Absence de suspension du délai de validité du permis de construire lorsque le recours porte sur la décision de refus de délivrer un permis modificatif

05 mars 2018

Par une décision du 21 février 2018 qui sera mentionnée aux tables, le Conseil d’État précise le sens de l’article R. 424-19 du code de l’urbanisme, en écartant de son application les recours dirigés contre le permis modificatif.

Le code de l’urbanisme est déjà relativement clair sur ce point puisque son article R. 424-19 dispose que « En cas de recours devant la juridiction administrative contre le permis ou contre la décision de non-opposition à la déclaration préalable ou de recours devant la juridiction civile en application de l’article L. 480-13, le délai de validité prévu à l’article R. 424-17 est suspendu jusqu’au prononcé d’une décision juridictionnelle irrévocable », prévoyant donc, en cas de recours juridictionnel, une suspension du délai de validité de deux décisions d’urbanisme : le permis de construire, de démolir ou d’aménager et la décision de non opposition à une déclaration préalable de travaux.

Les juridictions administratives d’appel n’ont, pour autant, pas eu cette interprétation des dispositions applicables, la Cour administrative d’appel de Marseille ayant considéré que « le recours contentieux formé à l’encontre du permis modificatif suspend ce délai jusqu’à l’intervention d’une décision juridictionnelle définitive, à partir de laquelle le délai recommence à courir pour la durée restante » (CAA Marseille 15 mai 2014, Association bien vivre aux rompudes, req. n°13MA01848), et l’arrêt de la Cour administrative d’appel de Lyon, faisant l’objet de la décision du Conseil d’Etat commentée, a confirmé cette analyse en 2016 (CAA Lyon 14 juin 2016, Commune de Crest-Voland, req. n°14LY02741).

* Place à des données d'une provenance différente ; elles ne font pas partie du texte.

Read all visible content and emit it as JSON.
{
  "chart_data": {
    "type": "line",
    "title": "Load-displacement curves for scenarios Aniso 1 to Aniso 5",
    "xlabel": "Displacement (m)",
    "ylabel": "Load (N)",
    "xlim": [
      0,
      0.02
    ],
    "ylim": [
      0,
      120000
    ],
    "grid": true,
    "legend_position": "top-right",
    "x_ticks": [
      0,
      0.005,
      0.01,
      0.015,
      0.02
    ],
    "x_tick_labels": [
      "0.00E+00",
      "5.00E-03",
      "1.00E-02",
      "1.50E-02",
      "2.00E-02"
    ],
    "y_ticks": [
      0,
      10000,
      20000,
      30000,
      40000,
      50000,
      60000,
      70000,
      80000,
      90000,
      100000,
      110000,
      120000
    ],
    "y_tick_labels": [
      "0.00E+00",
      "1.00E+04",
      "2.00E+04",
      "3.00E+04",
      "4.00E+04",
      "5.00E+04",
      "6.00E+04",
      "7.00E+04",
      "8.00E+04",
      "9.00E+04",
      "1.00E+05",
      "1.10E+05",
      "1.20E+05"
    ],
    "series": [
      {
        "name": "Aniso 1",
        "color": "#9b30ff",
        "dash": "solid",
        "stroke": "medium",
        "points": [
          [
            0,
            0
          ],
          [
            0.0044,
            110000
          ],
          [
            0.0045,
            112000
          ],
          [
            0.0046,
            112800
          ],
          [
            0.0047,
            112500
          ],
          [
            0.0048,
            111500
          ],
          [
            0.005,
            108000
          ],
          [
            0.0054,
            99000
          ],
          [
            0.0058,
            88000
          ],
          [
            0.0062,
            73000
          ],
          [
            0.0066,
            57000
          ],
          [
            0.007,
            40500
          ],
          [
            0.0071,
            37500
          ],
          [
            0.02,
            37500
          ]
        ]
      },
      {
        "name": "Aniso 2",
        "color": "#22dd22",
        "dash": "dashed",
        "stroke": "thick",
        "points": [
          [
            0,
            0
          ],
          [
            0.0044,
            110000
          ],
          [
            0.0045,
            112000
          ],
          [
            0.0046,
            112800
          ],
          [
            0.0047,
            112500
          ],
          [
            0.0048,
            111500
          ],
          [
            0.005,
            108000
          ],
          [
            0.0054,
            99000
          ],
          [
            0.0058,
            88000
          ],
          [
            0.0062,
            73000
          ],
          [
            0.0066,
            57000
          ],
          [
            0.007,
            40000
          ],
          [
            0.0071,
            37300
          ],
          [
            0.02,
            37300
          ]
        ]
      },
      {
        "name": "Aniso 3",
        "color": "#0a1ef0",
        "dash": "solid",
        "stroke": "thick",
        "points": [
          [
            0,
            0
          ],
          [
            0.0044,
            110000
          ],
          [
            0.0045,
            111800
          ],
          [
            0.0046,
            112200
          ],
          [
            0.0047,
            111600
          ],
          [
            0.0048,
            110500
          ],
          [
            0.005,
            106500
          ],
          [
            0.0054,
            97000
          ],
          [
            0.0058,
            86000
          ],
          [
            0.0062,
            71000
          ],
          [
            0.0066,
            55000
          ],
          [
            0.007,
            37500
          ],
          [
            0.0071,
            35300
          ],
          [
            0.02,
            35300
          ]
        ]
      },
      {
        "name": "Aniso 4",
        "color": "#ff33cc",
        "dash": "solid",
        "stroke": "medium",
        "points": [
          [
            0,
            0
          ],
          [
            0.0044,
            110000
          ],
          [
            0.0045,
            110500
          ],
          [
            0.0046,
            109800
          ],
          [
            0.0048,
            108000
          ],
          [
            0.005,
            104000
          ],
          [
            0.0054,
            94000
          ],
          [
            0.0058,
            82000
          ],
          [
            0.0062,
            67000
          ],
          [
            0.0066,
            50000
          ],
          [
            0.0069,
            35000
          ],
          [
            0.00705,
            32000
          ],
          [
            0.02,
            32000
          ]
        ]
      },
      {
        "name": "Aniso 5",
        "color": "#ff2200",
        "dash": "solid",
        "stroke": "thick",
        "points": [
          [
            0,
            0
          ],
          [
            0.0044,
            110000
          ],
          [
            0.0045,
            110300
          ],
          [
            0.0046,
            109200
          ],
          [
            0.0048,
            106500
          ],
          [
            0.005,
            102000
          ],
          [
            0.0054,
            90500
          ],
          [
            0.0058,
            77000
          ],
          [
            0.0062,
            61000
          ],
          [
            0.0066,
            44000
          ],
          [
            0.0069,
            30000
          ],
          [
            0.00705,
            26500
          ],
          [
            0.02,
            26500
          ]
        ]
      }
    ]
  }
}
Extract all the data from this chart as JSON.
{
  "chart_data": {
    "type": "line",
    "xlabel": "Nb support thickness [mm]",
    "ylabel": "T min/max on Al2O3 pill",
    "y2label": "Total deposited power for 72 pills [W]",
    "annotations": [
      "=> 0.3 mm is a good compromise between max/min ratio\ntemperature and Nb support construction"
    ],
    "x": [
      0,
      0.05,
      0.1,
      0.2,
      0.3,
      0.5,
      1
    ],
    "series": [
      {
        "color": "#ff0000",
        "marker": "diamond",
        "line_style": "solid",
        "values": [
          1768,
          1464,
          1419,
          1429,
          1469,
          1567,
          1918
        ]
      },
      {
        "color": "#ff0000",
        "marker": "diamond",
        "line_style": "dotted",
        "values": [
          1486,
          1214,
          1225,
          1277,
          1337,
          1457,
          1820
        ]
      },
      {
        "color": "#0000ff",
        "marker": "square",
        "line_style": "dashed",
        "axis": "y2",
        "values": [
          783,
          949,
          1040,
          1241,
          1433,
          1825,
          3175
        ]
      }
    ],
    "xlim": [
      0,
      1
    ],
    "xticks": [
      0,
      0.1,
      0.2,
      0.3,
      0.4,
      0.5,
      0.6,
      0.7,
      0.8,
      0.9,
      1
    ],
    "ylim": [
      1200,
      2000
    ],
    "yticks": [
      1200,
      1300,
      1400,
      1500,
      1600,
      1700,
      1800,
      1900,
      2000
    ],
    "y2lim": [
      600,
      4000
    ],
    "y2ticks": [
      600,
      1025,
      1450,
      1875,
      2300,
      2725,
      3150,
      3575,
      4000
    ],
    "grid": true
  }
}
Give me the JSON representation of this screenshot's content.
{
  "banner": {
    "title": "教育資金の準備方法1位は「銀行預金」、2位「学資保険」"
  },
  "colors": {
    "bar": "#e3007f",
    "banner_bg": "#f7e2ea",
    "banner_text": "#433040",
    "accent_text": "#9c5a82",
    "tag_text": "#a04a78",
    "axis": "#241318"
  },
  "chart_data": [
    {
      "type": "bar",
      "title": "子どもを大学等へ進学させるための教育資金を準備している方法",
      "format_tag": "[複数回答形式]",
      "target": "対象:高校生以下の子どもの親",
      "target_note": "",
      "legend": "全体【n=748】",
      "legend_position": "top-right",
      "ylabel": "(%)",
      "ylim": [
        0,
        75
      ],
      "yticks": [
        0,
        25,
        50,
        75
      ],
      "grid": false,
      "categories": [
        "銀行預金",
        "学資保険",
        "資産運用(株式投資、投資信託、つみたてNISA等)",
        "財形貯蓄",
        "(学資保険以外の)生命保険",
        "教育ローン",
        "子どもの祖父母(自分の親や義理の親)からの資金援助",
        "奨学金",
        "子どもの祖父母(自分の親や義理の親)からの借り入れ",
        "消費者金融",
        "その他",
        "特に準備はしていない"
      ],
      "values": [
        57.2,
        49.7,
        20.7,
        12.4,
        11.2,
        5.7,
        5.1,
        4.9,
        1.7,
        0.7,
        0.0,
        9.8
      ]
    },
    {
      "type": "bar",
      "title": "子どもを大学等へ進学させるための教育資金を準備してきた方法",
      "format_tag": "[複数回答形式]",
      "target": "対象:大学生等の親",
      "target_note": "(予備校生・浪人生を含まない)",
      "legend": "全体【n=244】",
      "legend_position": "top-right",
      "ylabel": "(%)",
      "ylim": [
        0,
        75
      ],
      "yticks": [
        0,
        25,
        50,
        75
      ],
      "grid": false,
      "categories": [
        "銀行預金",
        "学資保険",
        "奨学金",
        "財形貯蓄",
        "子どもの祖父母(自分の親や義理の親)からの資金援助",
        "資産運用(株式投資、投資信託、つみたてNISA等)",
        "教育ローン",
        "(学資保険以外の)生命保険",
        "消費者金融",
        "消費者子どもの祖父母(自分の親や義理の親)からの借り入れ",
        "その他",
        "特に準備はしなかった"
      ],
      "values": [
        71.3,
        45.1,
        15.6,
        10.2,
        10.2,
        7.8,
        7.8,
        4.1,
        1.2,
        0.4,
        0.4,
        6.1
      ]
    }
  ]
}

Le Conseil d’État a donc infirmé l’interprétation des juridictions d’appel, en opérant une lecture stricte des dispositions du code de l’urbanisme.

En l’espèce, la société Rémy Loisirs a obtenu de la commune de Crest Voland un permis de construire une résidence de tourisme le 12 avril 2007. La société SCCV, à qui le permis a été transféré, a déposé une demande de permis modificatif le 4 avril 2008. Cette demande ayant été rejetée, la société a saisi le Tribunal administratif, qui a enjoint à la commune de la réexaminer. Seulement, la commune a décidé de sursoir à statuer, une première fois en mai 2012, et une seconde fois le 17 septembre 2012. C’est contre cette dernière décision que la société SCCV a déposé un recours devant le Tribunal administratif de Grenoble, lequel a annulé l’arrêté, et enjoint au maire de la commune de statuer sur la demande de permis de construire modificatif. L’arrêt de la Cour administrative d’appel de Lyon a confirmé ce jugement en considérant que le délai de validité du permis avait été suspendu par la saisine du tribunal administratif contre la décision de sursoir à statuer concernant la demande de permis modificatif.

Considérant, à l’inverse, que « les dispositions de l’article R. 424-19 du code de l’urbanisme ne sont pas applicables en cas de recours du bénéficiaire d’un permis de construire contre le refus de lui délivrer un permis de construire modificatif », le Conseil d’État annule l’arrêt de la Cour administrative d’appel de Lyon, et constate la péremption du permis de construire délivré le 12 avril 2007.